Dawei Li


C3KG: A Chinese Commonsense Conversation Knowledge Graph
Dawei Li | Yanran Li | Jiayi Zhang | Ke Li | Chen Wei | Jianwei Cui | Bin Wang
Findings of the Association for Computational Linguistics: ACL 2022

Existing commonsense knowledge bases often organize tuples in an isolated manner, which is deficient for commonsense conversational models to plan the next steps. To fill the gap, we curate a large-scale multi-turn human-written conversation corpus, and create the first Chinese commonsense conversation knowledge graph which incorporates both social commonsense knowledge and dialog flow information. To show the potential of our graph, we develop a graph-conversation matching approach, and benchmark two graph-grounded conversational tasks. All the resources in this work will be released to foster future research.

Fine-grained Contrastive Learning for Definition Generation
Hengyuan Zhang | Dawei Li | Shiping Yang | Yanran Li
Proceedings of the 2nd Conference of the Asia-Pacific Chapter of the Association for Computational Linguistics and the 12th International Joint Conference on Natural Language Processing (Volume 1: Long Papers)

Recently, pre-trained transformer-based models have achieved great success in the task of definition generation (DG). However, previous encoder-decoder models lack effective representation learning to contain full semantic components of the given word, which leads to generating under-specific definitions. To address this problem, we propose a novel contrastive learning method, encouraging the model to capture more detailed semantic representations from the definition sequence encoding. According to both automatic and manual evaluation, the experimental results on three mainstream benchmarks demonstrate that the proposed method could generate more specific and high-quality definitions compared with several state-of-the-art models.
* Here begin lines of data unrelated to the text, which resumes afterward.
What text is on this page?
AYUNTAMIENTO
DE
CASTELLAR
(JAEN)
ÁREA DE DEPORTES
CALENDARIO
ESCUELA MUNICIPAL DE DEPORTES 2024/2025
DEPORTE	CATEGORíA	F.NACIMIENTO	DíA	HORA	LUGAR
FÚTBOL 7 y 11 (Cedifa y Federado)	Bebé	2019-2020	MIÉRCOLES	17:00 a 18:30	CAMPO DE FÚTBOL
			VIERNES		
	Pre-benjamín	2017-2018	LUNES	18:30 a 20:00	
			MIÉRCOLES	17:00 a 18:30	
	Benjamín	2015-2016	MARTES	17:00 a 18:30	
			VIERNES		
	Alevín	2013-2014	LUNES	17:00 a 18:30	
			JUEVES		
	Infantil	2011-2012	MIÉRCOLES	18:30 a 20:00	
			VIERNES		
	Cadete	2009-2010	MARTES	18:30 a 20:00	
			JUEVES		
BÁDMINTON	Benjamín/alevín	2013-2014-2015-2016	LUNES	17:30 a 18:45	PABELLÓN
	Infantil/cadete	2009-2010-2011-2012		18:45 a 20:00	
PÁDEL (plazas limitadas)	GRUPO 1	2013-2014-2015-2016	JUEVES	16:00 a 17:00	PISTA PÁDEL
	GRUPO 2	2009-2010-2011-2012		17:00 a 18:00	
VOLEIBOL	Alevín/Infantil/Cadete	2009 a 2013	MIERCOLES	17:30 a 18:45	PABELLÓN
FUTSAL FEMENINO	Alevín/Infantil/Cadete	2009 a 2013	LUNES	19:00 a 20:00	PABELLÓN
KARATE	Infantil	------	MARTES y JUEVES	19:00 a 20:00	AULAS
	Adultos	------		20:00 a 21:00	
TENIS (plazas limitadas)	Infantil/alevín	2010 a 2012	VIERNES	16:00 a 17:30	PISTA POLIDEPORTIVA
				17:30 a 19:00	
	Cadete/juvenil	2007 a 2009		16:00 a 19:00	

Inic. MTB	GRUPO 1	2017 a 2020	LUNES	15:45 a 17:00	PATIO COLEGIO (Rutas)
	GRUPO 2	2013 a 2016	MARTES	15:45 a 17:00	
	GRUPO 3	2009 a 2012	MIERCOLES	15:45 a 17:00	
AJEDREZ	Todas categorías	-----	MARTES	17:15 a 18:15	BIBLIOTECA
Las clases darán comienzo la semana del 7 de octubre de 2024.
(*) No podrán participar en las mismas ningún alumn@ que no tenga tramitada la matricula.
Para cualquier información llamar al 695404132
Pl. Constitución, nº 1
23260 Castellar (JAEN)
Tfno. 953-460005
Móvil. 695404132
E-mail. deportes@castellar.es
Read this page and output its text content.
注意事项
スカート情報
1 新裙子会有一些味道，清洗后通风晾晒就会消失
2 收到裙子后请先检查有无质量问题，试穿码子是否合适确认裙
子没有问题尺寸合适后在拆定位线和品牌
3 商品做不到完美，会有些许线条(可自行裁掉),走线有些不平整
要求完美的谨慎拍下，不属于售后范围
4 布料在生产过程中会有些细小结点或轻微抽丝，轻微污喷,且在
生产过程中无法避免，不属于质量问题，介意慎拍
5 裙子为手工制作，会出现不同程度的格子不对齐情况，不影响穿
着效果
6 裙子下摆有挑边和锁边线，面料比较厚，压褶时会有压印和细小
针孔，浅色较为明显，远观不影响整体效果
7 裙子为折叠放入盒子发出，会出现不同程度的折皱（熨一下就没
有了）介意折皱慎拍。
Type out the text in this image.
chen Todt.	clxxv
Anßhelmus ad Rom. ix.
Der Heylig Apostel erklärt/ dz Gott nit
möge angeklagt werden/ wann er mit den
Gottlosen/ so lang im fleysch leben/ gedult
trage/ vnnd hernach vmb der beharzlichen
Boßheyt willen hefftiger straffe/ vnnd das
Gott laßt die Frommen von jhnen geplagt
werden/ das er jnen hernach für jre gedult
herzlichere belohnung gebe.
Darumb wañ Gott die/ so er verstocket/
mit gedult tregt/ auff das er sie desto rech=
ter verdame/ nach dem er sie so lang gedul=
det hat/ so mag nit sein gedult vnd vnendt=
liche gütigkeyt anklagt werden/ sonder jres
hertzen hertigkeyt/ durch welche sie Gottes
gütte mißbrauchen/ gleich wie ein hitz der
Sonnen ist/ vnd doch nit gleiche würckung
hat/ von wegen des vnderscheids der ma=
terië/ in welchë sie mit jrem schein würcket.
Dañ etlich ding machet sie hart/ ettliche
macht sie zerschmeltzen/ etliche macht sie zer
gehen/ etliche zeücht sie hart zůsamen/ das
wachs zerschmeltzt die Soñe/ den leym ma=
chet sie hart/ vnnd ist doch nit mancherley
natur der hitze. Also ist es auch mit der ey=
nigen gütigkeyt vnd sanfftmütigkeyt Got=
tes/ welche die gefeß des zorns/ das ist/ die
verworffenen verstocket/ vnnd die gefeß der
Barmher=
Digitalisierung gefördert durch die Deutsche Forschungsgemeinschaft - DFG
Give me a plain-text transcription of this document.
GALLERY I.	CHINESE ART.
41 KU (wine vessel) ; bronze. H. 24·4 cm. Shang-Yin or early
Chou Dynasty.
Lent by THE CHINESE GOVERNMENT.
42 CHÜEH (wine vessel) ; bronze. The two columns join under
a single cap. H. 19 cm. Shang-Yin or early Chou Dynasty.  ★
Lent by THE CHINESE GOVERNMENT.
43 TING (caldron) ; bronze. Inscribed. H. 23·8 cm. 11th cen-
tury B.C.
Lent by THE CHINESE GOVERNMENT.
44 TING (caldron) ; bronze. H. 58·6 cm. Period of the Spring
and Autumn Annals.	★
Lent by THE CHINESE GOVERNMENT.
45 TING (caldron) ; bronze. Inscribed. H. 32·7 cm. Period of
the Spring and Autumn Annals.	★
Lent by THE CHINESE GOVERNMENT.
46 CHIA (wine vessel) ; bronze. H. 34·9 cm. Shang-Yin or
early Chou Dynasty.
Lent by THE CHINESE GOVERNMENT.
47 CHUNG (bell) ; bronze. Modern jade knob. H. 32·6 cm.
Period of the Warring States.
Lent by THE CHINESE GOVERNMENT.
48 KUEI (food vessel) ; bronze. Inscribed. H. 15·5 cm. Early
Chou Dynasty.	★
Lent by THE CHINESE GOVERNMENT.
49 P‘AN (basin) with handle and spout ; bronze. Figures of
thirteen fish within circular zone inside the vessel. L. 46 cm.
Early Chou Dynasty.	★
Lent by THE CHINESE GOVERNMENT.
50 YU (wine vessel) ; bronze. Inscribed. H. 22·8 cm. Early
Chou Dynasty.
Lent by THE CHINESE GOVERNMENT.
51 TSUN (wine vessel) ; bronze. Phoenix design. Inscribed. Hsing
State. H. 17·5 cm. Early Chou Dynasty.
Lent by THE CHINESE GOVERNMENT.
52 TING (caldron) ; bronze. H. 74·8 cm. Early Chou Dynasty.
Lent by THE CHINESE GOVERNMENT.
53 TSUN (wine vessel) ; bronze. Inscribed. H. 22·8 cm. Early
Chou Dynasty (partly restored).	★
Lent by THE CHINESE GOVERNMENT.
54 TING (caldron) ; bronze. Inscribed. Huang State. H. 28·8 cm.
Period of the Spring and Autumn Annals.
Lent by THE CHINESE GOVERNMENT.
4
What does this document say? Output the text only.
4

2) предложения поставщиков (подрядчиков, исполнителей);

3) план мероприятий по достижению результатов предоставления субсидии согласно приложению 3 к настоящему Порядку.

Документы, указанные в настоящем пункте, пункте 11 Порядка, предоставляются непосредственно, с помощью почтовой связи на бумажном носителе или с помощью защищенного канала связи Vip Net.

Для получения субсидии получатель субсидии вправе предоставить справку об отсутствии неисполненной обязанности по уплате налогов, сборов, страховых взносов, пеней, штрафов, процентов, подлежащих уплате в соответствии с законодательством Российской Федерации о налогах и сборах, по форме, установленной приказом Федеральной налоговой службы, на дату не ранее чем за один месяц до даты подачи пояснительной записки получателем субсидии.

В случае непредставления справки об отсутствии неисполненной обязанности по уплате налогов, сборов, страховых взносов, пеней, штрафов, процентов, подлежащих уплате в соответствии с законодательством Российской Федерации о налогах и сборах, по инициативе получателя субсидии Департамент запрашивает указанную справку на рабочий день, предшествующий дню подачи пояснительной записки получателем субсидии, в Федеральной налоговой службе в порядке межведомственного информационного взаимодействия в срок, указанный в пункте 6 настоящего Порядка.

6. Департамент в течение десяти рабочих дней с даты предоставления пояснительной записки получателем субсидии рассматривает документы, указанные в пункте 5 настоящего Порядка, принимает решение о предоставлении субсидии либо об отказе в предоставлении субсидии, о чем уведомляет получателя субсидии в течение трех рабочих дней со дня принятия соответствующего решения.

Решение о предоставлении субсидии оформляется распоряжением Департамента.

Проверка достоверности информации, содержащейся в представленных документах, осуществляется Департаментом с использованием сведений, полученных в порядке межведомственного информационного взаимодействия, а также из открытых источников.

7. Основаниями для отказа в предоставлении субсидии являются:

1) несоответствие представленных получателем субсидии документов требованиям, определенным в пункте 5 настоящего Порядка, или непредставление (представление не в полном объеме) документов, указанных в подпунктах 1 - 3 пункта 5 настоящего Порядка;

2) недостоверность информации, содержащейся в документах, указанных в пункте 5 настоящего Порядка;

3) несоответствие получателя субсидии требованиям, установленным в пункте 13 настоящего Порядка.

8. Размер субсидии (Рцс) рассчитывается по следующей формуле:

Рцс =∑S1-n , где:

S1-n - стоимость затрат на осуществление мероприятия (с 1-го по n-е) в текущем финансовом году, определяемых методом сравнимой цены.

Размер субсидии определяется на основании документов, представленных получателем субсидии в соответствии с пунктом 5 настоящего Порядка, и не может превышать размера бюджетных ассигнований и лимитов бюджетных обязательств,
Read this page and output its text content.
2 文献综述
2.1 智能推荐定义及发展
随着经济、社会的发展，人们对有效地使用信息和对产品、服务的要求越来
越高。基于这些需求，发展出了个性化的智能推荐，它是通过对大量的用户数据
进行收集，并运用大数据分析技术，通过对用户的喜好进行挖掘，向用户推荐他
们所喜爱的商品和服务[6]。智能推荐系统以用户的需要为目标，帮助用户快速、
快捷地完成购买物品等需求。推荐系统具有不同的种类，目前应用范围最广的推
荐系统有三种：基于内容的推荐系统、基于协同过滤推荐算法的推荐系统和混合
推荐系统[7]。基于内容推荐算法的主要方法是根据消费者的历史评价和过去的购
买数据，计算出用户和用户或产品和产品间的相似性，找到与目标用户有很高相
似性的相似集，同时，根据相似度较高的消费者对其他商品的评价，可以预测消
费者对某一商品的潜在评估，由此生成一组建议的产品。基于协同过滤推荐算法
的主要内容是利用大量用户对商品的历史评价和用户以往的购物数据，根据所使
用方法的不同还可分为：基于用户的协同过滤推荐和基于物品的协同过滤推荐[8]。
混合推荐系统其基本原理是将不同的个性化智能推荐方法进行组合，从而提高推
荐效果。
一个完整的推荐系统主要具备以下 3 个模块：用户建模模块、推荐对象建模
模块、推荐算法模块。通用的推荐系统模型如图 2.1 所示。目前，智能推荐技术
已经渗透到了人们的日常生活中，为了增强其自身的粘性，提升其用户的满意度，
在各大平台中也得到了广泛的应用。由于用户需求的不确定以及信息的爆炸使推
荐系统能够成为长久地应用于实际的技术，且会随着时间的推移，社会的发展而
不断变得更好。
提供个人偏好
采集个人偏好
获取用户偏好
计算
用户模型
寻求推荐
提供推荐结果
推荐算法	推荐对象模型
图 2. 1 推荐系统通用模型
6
YUN-HPCC at SemEval-2019 Task 3: Multi-Step Ensemble Neural Network for Sentiment Analysis in Textual Conversation
Dawei Li | Jin Wang | Xuejie Zhang
Proceedings of the 13th International Workshop on Semantic Evaluation

This paper describes our approach to the sentiment analysis of Twitter textual conversations based on deep learning. We analyze the syntax, abbreviations, and informal-writing of Twitter; and perform perfect data preprocessing on the data to convert them to normative text. We apply a multi-step ensemble strategy to solve the problem of extremely unbalanced data in the training set. This is achieved by taking the GloVe and Elmo word vectors as input into a combination model with four different deep neural networks. The experimental results from the development dataset demonstrate that the proposed model exhibits a strong generalization ability. For evaluation on the best dataset, we integrated the results using the stacking ensemble learning approach and achieved competitive results. According to the final official review, the results of our model ranked 10th out of 165 teams.